"What’s needed is a wholesale transformation of the public school system from the broken-down postwar model of the past 50 or 60 years. The U.S. has not yet faced up to the fact that it needs a school system capable of fulfilling the educational needs of children growing up in an era that will be at least as different from the 20th century as the 20th was from the 19th.“We’re not good at thinking about magnitudes,” said Thomas Kane, a professor of education and economics at the Harvard Graduate School of Education. “We’ve got a bunch of little things that we think are moving in the right direction, but we haven’t stepped back and thought, ‘O.K., how big an improvement are we really talking about?’ ”
Then he gets to a tough subject, teacher quality, but with an interesting idea:
"Concerned about raising the quality of teachers, states and local school districts have consistently focused on the credentials, rather than the demonstrated effectiveness — or ineffectiveness — of teachers in the classroom.
New forms of identifying good teachers and weeding out poor ones — by carefully assessing their on-the-job performance — have to be established before any transformation of American schools can occur.
This can be done without turning the traditional system of teacher tenure on its head. Studies have clearly shown that the good teachers and the not-so-good ones can usually be identified, if they are carefully observed in their first two or three years on the job — in other words, before tenure is granted.
Developing such a system would be difficult. But it’s both doable and essential. Getting serious about teacher quality as opposed to harping on tiny variations in test scores would be like moving from a jalopy to a jet."
He also continues into the minefield with this idea:"The second area to be mined for potentially transformative effects is the wide and varied field of alternative school models. We should be rigorously studying those schools that appear to be having the biggest positive effects on student achievement. Are the effects real? If so, what accounts for them?
The Knowledge Is Power Program (KIPP), to cite one example, is a charter school network that has consistently gotten extraordinary academic results from low-income students. It has worked in cities big and small, and in rural areas. Like other successful models, it has adopted a longer school day and places great demands on its teachers and students."
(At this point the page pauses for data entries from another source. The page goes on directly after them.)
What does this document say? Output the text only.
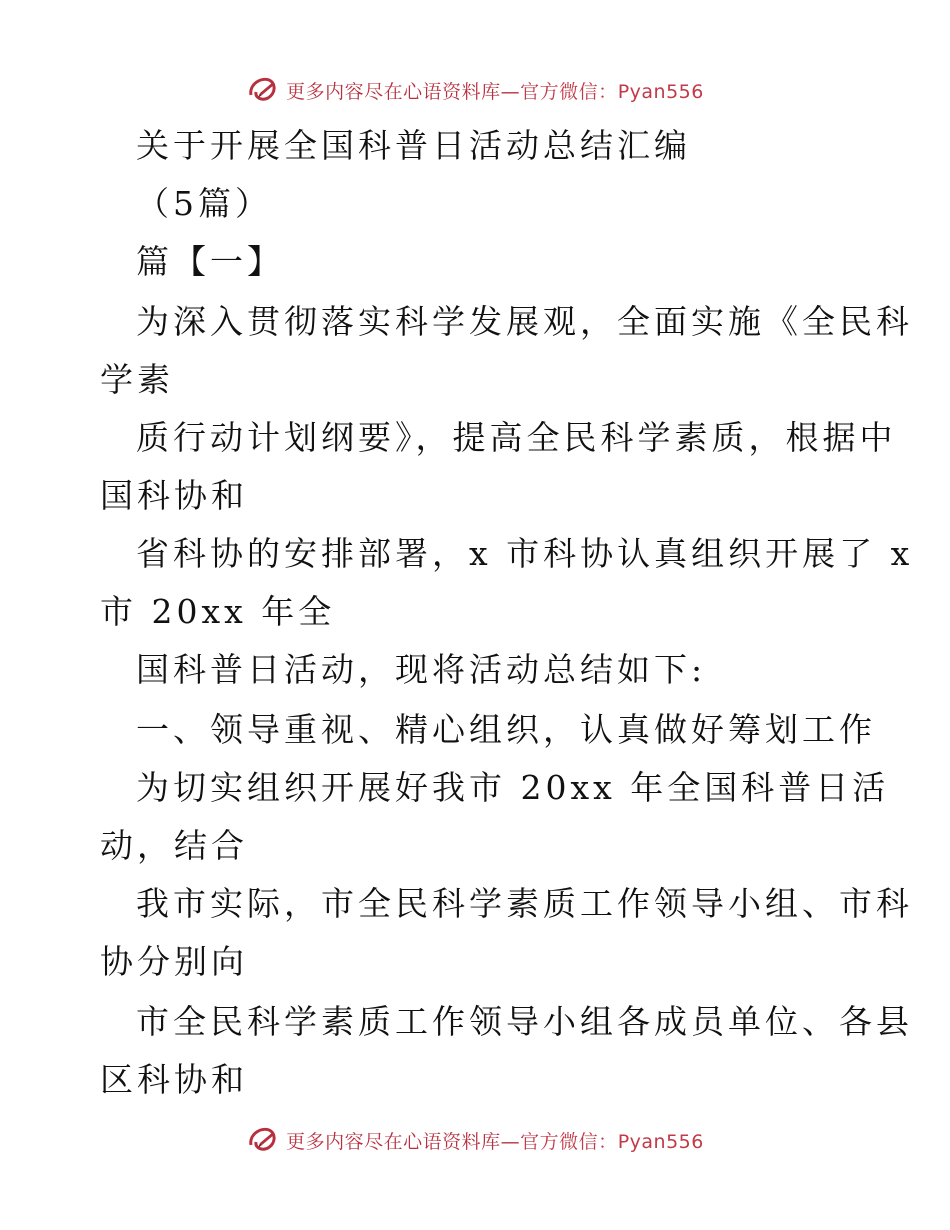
更多内容尽在心语资料库—官方微信：Pyan556
关于开展全国科普日活动总结汇编
（5篇）
篇【一】
为深入贯彻落实科学发展观，全面实施《全民科
学素
质行动计划纲要》，提高全民科学素质，根据中
国科协和
省科协的安排部署，x 市科协认真组织开展了 x
市 20xx 年全
国科普日活动，现将活动总结如下:
一、领导重视、精心组织，认真做好筹划工作
为切实组织开展好我市 20xx 年全国科普日活
动，结合
我市实际，市全民科学素质工作领导小组、市科
协分别向
市全民科学素质工作领导小组各成员单位、各县
区科协和
更多内容尽在心语资料库—官方微信：Pyan556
I'm not for charters but it is worth the idea of looking in all directions for ideas to reach challenging children. I think KIPP may work well because, as a charter school, parents have to buy into and want their program. Desperate parents who want to escape failing schools may be parents willing to put the extra effort in a longer school day and more expectations.
As as been both alluded to and said outloud on this blog, parents are a key component. If the follow-thru isn't happening at home, it is just that much harder for a student to find academic success unless there strong mentorship at the school.